Литмир - Электронная Библиотека

Z klasztornej wsi Gdziemierz nie pozostało niemal nic, wrażenie nicości i pustki potęgował śnieg, grubą warstwą zalegający pogorzelisko, śnieg, z którego jaskrawej białości rzadko sterczały czarne zwęglone słupy, belki i osmalone kominy. Niewiele więcej ostało się po położonym na skraju wsi zajeździe „Pod Srebrnym Dzwonkiem”. W miejscu, gdzie stał, spod śniegu wyglądała bezładna sterta opalonych belek, krokwi i kalenic, wspierająca się na resztkach murowanej konstrukcji i gruzowisku poczerniałych cegieł.

Reynevan objechał ruinę dookoła, przyjrzał się zgliszczom, wciąż budzącym miłe wspomnienia sprzed roku, z zimy przełomu lat 1427 i 1428. Koń stąpał ostrożnie po zjeżonym upalonym drewnem śniegu, przestępował nad belkami, wysoko unosząc kopyta.

Nad resztką muru wznosiła się smużka siwego dymu, idealnie niemal pionowa w mroźnym powietrzu.

Słysząc chrap konia i skrzyp śniegu, klęczący przy małym ogieńku brodaty włóczęga podniósł głowę, odsunął nieco sięgającą brwi futrzaną czapę. I wrócił do poprzedniego zajęcia, którym było dmuchanie w osłaniany połą szuby żar. Opodal, pod murem, stał osmolony garnek, obok spoczywały dudy, worek i zaopatrzona w rzemienie skrzynka.

– Pochwalony – pozdrowił Reynevan. – Stąd jesteś? Z Gdziemierza?

Włóczęga uniósł oko, po czym wrócił do dmuchania.

– Ludzie tutejsi, dokąd wywędrowali? Wiesz może? Karczmarz, Marcin Prahl, z żoną? Nie wiesz przypadkiem? Nie słyszałeś?

Włóczęga, jak dało się wnioskować z reakcji, albo nie wiedział, albo nie słyszał, albo olewał Reynevana i jego pytania. Albo był głuchy. Reynevan pogrzebał w kalecie, zastanawiając się, o ile może uszczuplić swój skromny stan posiadania. Kątem oka złowił ruch.

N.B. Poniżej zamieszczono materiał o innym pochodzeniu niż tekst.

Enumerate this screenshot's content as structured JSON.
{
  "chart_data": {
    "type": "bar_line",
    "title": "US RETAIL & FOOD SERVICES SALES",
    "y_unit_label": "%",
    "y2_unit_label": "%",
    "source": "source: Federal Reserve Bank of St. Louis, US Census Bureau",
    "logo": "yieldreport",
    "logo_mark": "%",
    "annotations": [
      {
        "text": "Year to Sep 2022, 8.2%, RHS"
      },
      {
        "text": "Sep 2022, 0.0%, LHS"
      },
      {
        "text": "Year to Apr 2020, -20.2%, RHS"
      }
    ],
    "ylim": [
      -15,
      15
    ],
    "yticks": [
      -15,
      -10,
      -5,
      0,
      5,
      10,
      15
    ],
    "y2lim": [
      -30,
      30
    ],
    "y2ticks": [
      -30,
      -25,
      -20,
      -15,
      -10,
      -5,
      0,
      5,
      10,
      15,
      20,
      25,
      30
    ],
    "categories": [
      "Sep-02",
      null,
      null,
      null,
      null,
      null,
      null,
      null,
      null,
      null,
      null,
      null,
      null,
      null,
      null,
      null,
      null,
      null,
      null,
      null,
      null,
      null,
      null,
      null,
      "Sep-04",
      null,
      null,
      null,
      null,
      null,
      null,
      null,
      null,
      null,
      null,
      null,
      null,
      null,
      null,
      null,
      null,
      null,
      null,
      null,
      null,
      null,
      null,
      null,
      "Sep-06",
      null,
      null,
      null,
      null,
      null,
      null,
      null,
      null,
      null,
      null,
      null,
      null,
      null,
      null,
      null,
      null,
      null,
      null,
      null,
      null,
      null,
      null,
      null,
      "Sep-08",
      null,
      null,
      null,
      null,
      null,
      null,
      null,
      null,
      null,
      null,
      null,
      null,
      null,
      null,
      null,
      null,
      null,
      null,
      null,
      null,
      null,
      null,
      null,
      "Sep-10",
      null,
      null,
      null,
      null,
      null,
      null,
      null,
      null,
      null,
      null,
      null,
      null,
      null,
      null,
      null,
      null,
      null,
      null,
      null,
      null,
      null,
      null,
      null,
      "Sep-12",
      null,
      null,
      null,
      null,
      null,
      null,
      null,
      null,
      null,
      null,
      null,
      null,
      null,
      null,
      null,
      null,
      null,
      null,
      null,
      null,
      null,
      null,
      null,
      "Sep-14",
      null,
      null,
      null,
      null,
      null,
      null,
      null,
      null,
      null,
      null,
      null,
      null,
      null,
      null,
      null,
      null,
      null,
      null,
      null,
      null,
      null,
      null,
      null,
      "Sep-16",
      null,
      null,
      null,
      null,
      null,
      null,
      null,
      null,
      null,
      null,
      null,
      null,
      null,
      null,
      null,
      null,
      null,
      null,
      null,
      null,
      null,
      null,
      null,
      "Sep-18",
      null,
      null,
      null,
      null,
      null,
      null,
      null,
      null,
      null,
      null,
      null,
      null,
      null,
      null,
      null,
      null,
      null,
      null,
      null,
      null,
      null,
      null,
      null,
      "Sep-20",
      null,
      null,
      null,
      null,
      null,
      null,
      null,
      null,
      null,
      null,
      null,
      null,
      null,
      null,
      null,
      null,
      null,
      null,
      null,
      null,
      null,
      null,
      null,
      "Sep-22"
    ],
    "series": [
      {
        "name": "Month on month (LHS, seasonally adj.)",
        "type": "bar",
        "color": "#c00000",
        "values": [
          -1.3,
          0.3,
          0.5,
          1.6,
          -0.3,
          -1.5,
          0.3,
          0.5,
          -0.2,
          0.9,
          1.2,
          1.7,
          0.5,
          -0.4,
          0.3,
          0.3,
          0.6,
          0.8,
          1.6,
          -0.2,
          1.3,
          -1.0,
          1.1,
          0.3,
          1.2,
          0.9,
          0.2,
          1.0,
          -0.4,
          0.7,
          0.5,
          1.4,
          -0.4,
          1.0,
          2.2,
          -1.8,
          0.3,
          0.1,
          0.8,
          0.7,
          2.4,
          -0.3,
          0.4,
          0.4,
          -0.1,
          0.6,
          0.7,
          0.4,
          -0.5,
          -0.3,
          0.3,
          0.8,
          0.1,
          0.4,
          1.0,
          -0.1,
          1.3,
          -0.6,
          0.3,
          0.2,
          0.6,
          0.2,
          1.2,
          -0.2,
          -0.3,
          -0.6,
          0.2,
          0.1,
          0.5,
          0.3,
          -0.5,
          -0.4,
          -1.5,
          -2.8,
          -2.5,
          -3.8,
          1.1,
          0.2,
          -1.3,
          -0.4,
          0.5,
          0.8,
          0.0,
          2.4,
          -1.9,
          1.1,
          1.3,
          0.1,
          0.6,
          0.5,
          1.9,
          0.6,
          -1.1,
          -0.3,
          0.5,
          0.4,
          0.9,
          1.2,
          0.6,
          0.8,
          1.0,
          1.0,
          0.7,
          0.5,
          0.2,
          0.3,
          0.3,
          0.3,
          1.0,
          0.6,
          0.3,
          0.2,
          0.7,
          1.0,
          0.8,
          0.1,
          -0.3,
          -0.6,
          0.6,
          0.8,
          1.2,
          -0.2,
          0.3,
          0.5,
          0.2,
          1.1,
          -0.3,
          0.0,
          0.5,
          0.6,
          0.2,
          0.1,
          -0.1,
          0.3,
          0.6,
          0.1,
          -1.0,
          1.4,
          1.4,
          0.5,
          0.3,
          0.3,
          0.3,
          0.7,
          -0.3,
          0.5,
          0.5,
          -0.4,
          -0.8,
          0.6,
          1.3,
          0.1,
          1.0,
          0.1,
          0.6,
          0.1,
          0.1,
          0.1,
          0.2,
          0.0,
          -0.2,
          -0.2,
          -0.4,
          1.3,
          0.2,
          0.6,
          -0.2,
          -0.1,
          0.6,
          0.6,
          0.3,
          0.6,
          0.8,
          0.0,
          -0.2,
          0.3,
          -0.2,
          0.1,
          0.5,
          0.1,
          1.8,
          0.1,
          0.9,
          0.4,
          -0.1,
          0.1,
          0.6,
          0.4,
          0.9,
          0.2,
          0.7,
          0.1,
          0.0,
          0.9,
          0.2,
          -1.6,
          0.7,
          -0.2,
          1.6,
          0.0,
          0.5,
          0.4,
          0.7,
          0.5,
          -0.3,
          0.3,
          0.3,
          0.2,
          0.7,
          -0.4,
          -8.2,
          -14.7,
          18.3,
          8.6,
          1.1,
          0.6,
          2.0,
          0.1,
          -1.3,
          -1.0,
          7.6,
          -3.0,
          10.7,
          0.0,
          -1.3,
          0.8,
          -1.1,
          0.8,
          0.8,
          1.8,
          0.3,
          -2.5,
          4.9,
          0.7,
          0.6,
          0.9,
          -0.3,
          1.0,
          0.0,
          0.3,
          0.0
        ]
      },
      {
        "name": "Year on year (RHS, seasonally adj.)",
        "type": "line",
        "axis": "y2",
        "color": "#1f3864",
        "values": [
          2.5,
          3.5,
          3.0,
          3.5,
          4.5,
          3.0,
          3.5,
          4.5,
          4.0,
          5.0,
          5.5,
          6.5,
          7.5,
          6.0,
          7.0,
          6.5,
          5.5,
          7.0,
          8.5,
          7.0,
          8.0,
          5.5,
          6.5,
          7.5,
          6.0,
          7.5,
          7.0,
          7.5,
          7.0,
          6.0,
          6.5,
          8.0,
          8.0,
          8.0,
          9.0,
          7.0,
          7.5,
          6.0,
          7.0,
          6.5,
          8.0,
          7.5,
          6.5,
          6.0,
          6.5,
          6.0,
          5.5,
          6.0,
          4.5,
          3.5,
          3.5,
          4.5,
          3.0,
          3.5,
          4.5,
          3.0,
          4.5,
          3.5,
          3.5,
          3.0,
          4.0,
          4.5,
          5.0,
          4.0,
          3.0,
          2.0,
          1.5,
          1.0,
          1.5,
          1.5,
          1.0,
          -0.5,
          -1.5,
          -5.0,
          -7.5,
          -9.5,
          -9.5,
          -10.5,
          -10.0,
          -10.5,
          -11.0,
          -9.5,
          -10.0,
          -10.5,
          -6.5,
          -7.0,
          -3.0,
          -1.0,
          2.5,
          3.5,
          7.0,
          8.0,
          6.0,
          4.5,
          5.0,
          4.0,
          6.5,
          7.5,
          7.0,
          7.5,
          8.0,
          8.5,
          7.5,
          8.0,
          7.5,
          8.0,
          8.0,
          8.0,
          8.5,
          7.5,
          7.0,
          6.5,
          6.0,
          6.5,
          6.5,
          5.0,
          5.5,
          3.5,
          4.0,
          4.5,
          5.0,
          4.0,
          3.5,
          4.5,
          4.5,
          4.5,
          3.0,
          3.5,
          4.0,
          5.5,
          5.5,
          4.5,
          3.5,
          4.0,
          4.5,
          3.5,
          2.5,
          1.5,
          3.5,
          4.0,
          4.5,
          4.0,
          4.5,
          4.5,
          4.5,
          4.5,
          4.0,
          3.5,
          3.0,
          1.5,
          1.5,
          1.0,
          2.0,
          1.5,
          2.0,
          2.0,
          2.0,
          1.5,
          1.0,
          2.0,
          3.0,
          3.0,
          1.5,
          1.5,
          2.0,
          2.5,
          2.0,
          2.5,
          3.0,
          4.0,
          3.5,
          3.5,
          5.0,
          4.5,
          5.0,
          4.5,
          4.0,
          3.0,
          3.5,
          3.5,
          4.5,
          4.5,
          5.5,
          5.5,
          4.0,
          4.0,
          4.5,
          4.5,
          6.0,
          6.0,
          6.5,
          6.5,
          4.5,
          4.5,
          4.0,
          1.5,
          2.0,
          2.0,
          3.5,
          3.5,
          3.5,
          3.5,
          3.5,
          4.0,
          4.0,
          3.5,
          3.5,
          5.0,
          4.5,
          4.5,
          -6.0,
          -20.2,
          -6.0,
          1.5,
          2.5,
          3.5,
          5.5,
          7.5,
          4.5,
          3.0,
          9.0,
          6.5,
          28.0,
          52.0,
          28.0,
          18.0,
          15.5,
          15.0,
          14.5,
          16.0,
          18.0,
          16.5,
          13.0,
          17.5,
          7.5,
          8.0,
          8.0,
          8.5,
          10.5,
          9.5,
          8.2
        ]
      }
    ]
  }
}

Obok, pod przysadzistym kikutem obwieszonego soplami drzewa, siedziało dziecko. Dziewczynka, najwyżej dziesięcioletnia, czarna i chuda jak mała zabiedzona wronka. Oczy, które w niego wpijała, też były wronie: czarne i szkliście nieruchome. Włóczęga dmuchnął w żar, zamruczał, uniósł się, wyciągnął rękę, coś wymamrotał. Ogień z trzaskiem wystrzelił z kupki chrustu. Wronka dała wyraz radości. Dziwnym, świszczącym, zupełnie nieludzkim dźwiękiem.

– Jon Malevolt – powiedział głośno, wolno i wyraźnie Reynevan, zaczynając pojmować, kogo ma przed sobą. – Mamun Jon Malevolt. Nie wiesz, gdzie mógłbym go znaleźć? Mam do niego sprawę, sprawę życia i śmierci… Znam go. Jestem jego druhem.

Włóczęga umieścił garnek na ustawionych przy ogniu kamieniach. I podniósł głowę. Patrzył na Reynevana tak, jak gdyby dopiero teraz zdał sobie sprawę z jego obecności. Oczy miał przenikliwe. Wilcze.

– Gdzieś w tych lasach – ciągnął wolno Reynevan – mają siedzibę dwie… Dwie panie. Znające, hmm… Znające Arkana. Jestem znajomym tych pań, ale nie wiem drogi. Zechciałbyś mi ją wskazać?

Włóczęga patrzył na niego. Wilczo.

– Nie – powiedział wreszcie.

– Co: nie? Nie wiesz? Nie znasz? Czy nie chcesz?

– Nie to nie – powiedziała Wronka. Z wysoka, ze szczytu muru. Reynevan nie miał pojęcia, jak się tam znalazła, jakim cudem mogła się tam dostać, i to niezauważenie, spod drzewa, gdzie dopiero co siedziała.

– Nie to nie – powtórzyła świszcząco, kuląc głowę w chude ramionka. Rozwichrzone włosy spadły jej na policzki.

– Nie, to nie – potwierdził, poprawiwszy czapę, włóczęga.

– Dlaczego?

– Dlatego. – Włóczęga szerokim gestem wskazał na zgliszcza. – Dlatego, że rozszaleliście się w zbrodni. Że ogień i śmierć przed wami, a po was pogorzeliska i trupy. I ośmielacie się pytania stawiać? Wskazówek prosić? O drogę rozpytywać? Druhami się zwać?

– Druhami się zwać? – powtórzyła jak echo Wronka.

– Co z tego – włóczęga nie spuszczał z Reynevana wilczego spojrzenia. – Co z tego, żeś był wtedy, jako jeden z nas, na Grochowej Górze? To było kiedyś. Dziś ty, dziś wy wszyscy zbrodnią i krwią zarażeniście jak morem. Nie nieście nam waszych chorób, trzymajcie się z dala. Idź sobie stąd, człowieku. Idź sobie.

– Idź sobie – powtórzyła Wronka. – Nie chcemy cię tu.

* * *

– Co było potem? Dokąd trafiłeś?

– Do Oławy.

– Do Oławy? – kanonik raptownie uniósł głowę. – Nie mów mi tylko, że byłeś tam…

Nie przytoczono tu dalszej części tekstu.